Pourquoi les juristes et les juges ne peuvent-ils pas simplement s’en tenir à ce qu’ils veulent dire?
Éviter tout brouillage de données inutile dans les discours juridiques, tout en favorisant le langage clair, est l’un des moyens les moins chers et les plus efficaces d’améliorer l’accès à la justice
Les documents juridiques sont tristement célèbres pour être denses et remplis de jargon, sans parler de l’utilisation du latin.

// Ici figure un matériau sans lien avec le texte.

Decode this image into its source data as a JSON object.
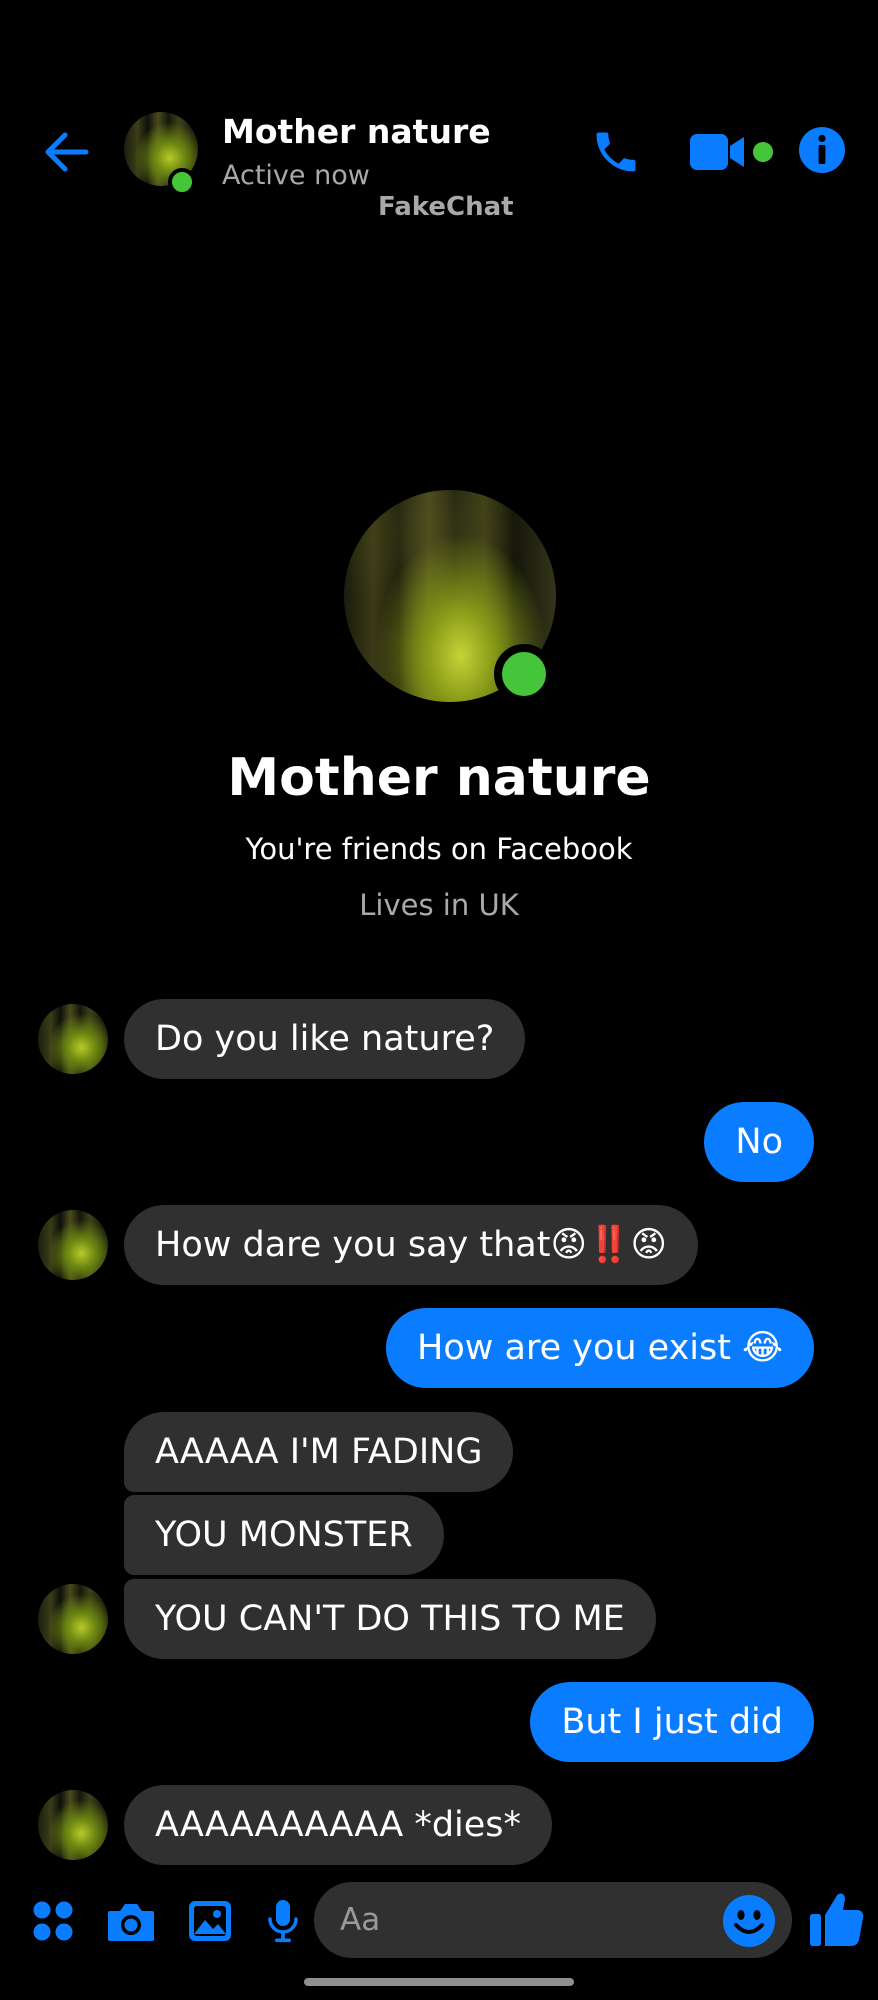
{
  "header": {
    "contact_name": "Mother nature",
    "status": "Active now",
    "watermark": "FakeChat"
  },
  "icons": {
    "back": "arrow-left-icon",
    "call": "phone-icon",
    "video": "video-camera-icon",
    "info": "info-icon",
    "apps": "apps-grid-icon",
    "camera": "camera-icon",
    "gallery": "image-icon",
    "mic": "microphone-icon",
    "emoji": "smiley-icon",
    "like": "thumbs-up-icon"
  },
  "profile": {
    "name": "Mother nature",
    "friends": "You're friends on Facebook",
    "location": "Lives in UK"
  },
  "messages": [
    {
      "side": "in",
      "text": "Do you like nature?"
    },
    {
      "side": "out",
      "text": "No"
    },
    {
      "side": "in",
      "text": "How dare you say that😡‼️😡"
    },
    {
      "side": "out",
      "text": "How are you exist 😂"
    },
    {
      "side": "in",
      "text": "AAAAA I'M FADING"
    },
    {
      "side": "in",
      "text": "YOU MONSTER"
    },
    {
      "side": "in",
      "text": "YOU CAN'T DO THIS TO ME"
    },
    {
      "side": "out",
      "text": "But I just did"
    },
    {
      "side": "in",
      "text": "AAAAAAAAAA *dies*"
    }
  ],
  "composer": {
    "placeholder": "Aa"
  },
  "colors": {
    "background": "#000000",
    "accent": "#0a7cff",
    "incoming_bubble": "#303030",
    "online": "#44c53a",
    "secondary_text": "#a9a9a9"
  }
}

La plupart des formulaires, des avis de non-responsabilité et des décisions de tribunaux sont construits à la voix passive, alors que les phrases sont souvent trop longues et contiennent une pluie de propositions. Ensuite, il y a les longues citations et les mots à cent dollars, qui rendent le texte inaccessible à quiconque n’a pas fréquenté la faculté de droit, et probablement même à ceux qui en ont fréquenté une.
C’est pourquoi une communauté grandissante de professionnels du droit préconise un langage clair comme moyen de rendre la loi plus accessible, d’instaurer la confiance dans le système de justice et de veiller à ce que les justiciables ordinaires puissent lire une décision et comprendre s’ils ont gagné ou perdu.
En fin de compte, il s’agit d’une question d’accès à la justice qui va au-delà d’un accès équitable aux tribunaux et aux services juridiques. C’est la façon de faciliter la compréhension des services et des documents. Il s’avère que l’utilisation d’un langage clair pour s’assurer que tous les membres de la société peuvent trouver et comprendre les lois, les règles et les décisions judiciaires qui les touchent est l’un des moyens les moins coûteux et les plus efficaces d’améliorer l’accès à la justice.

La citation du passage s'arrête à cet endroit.